The estimated cost of Phase I is $380 million. The plan is part of a five-year capital campaign to enhance transportation statewide. The MTA’s Genius Grant Program is intended to discover new methods of increasing on-time operations.

The Origins of Jazz

A winner of multiple safety awards, Barry Baldwin served for 27 years as a bus driver in New York City. In his free time, Barry Baldwin enjoys listening to jazz. Although the term encompasses many styles, jazz is often characterized by improvisation on a familiar melody and a call-and-response pattern of one instrument responding to another.

Jazz emerged in the early 20th century in the cosmopolitan atmosphere of New Orleans, Louisiana, where immigrants from many nations brought along their musical heritage.

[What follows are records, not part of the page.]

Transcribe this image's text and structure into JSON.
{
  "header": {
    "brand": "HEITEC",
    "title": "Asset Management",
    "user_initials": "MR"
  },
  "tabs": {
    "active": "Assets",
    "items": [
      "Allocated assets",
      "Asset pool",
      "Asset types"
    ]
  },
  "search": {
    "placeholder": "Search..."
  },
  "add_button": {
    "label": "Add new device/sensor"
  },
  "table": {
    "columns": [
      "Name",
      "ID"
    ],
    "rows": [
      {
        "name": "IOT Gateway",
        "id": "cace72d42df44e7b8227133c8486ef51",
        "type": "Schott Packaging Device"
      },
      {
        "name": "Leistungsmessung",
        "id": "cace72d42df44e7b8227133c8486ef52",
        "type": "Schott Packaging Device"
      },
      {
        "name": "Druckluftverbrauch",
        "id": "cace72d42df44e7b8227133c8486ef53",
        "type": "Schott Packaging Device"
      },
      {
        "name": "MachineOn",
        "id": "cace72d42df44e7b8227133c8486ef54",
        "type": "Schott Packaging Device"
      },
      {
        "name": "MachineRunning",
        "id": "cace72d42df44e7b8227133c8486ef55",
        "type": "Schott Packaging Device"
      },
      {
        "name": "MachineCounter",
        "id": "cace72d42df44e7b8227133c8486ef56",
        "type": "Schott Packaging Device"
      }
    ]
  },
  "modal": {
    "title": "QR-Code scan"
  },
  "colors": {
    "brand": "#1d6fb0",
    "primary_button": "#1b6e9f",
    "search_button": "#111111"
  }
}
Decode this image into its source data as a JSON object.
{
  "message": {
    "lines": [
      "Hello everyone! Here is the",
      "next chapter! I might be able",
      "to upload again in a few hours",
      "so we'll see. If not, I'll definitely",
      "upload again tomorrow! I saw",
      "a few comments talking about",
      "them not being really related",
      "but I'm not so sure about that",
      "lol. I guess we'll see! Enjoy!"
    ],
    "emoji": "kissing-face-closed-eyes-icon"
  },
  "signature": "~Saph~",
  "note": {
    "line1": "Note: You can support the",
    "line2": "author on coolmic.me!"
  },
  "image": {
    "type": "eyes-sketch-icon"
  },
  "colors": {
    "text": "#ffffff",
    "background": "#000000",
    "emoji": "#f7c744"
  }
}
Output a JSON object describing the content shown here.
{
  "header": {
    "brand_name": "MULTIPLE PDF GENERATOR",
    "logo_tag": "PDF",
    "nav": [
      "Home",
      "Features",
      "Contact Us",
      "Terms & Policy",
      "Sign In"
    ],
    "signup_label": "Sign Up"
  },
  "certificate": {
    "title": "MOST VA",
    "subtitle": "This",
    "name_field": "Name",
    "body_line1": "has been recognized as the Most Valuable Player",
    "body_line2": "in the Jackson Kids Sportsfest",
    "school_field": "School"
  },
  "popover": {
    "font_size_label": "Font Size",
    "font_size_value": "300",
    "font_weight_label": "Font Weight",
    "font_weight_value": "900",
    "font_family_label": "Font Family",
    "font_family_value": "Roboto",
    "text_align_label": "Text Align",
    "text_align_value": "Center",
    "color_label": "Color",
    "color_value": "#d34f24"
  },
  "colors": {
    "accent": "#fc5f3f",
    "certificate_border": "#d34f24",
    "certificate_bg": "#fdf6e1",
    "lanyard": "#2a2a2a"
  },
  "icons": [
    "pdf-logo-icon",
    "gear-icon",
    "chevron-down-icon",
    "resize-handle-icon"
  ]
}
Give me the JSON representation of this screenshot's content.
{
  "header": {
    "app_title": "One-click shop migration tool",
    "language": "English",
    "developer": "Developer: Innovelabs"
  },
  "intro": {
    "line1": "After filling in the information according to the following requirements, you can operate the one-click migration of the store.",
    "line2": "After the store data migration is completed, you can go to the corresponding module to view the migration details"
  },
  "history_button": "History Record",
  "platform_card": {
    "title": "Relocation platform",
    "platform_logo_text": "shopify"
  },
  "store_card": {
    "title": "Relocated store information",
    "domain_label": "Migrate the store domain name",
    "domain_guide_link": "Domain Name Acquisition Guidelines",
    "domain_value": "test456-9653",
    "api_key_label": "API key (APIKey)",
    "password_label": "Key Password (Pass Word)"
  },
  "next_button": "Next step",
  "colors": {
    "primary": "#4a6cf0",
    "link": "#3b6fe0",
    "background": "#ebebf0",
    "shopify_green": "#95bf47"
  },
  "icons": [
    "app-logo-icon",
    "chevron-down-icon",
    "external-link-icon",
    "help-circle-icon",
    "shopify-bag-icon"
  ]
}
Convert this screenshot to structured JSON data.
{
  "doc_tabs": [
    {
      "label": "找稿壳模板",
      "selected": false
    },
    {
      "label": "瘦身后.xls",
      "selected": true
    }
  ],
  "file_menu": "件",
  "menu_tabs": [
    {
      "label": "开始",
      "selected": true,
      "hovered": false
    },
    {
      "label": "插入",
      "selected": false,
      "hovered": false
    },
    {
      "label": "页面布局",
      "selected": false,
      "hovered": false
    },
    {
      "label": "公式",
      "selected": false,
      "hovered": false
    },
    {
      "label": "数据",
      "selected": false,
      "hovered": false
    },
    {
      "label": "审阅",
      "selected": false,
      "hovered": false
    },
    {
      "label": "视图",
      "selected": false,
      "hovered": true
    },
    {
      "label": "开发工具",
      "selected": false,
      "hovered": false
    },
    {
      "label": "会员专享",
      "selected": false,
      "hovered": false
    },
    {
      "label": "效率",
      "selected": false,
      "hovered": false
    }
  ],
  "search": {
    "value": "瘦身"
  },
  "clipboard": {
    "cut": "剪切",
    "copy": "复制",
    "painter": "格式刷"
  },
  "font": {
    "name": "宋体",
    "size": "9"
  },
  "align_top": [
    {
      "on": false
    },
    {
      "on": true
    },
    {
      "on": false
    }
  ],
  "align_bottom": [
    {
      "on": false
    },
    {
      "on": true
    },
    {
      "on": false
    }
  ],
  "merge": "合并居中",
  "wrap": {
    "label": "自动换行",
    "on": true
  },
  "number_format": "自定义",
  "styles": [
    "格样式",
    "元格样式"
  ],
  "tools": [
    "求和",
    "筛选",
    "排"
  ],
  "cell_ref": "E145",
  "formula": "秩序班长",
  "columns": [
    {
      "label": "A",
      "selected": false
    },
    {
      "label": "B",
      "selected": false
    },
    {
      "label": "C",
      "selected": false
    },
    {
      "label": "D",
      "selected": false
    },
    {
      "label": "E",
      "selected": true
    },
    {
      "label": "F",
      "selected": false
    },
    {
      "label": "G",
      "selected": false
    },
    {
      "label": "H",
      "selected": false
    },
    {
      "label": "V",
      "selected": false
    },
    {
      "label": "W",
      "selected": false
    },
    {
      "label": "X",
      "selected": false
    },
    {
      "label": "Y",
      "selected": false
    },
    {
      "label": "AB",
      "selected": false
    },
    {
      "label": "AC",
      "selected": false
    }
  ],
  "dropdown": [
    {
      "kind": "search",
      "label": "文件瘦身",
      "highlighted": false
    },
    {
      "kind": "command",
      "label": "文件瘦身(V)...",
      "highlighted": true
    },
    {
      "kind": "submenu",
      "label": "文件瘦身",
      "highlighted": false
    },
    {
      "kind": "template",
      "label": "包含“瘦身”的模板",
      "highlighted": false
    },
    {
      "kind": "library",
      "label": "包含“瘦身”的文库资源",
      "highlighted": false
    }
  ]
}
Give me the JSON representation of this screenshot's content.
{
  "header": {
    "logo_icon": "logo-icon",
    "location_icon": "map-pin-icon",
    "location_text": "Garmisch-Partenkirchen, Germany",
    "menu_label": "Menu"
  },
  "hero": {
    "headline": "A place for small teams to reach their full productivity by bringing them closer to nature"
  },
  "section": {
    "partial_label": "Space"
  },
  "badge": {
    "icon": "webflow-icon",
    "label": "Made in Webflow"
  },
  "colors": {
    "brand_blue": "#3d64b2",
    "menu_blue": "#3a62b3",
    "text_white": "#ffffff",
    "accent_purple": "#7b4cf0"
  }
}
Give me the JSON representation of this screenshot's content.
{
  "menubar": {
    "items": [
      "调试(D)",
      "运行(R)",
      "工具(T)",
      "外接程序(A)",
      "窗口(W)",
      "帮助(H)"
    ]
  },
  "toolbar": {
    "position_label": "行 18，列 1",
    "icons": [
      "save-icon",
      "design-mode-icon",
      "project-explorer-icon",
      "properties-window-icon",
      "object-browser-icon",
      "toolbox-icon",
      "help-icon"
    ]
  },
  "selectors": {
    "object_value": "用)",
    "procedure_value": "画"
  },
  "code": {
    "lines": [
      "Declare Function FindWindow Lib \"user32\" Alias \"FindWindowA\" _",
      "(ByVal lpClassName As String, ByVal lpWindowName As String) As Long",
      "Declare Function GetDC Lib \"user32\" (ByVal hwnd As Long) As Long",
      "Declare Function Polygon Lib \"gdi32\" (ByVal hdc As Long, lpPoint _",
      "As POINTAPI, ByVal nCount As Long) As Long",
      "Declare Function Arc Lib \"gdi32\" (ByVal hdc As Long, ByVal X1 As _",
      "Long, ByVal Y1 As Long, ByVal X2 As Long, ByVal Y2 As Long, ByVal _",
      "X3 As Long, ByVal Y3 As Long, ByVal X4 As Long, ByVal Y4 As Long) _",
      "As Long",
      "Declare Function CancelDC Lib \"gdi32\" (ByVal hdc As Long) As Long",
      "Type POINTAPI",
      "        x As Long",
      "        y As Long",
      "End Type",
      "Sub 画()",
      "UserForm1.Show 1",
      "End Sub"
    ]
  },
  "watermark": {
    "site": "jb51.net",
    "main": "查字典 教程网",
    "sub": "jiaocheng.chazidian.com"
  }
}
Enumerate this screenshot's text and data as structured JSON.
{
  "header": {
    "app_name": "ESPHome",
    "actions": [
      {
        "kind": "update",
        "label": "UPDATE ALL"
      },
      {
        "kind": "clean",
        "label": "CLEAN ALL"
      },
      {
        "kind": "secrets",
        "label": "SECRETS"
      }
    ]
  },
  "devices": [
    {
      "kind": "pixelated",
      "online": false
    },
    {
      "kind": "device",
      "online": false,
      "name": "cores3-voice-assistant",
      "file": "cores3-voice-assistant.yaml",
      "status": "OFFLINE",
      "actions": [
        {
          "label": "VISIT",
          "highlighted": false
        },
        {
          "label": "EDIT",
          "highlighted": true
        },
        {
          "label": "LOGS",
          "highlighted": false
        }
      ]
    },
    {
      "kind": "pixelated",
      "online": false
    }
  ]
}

Drawing on rhythms from African music and harmonies from the classical world, jazz also incorporated elements of the blues, marches, and ragtime.

Musicians such as Buddy Bolden and Jelly Roll Morton popularized jazz early on. A key moment in jazz history was its first recording, “Livery Blues,” by Nick LaRocca and his Original Dixieland Jazz Band (1917). However, the genre did not gain widespread acclaim until the appearance of legendary trumpeter Louis Armstrong, the first person to play solos on his recordings.

Jazz attracted European fans and eventually won over the entire world as an impressive body of work emerged from the likes of Duke Ellington, Charlie Parker, and Miles Davis. It even took hold in the former Soviet Union, where devotees secretly tuned in to the Voice of America’s radio signal to hear jazz greats during the Cold War.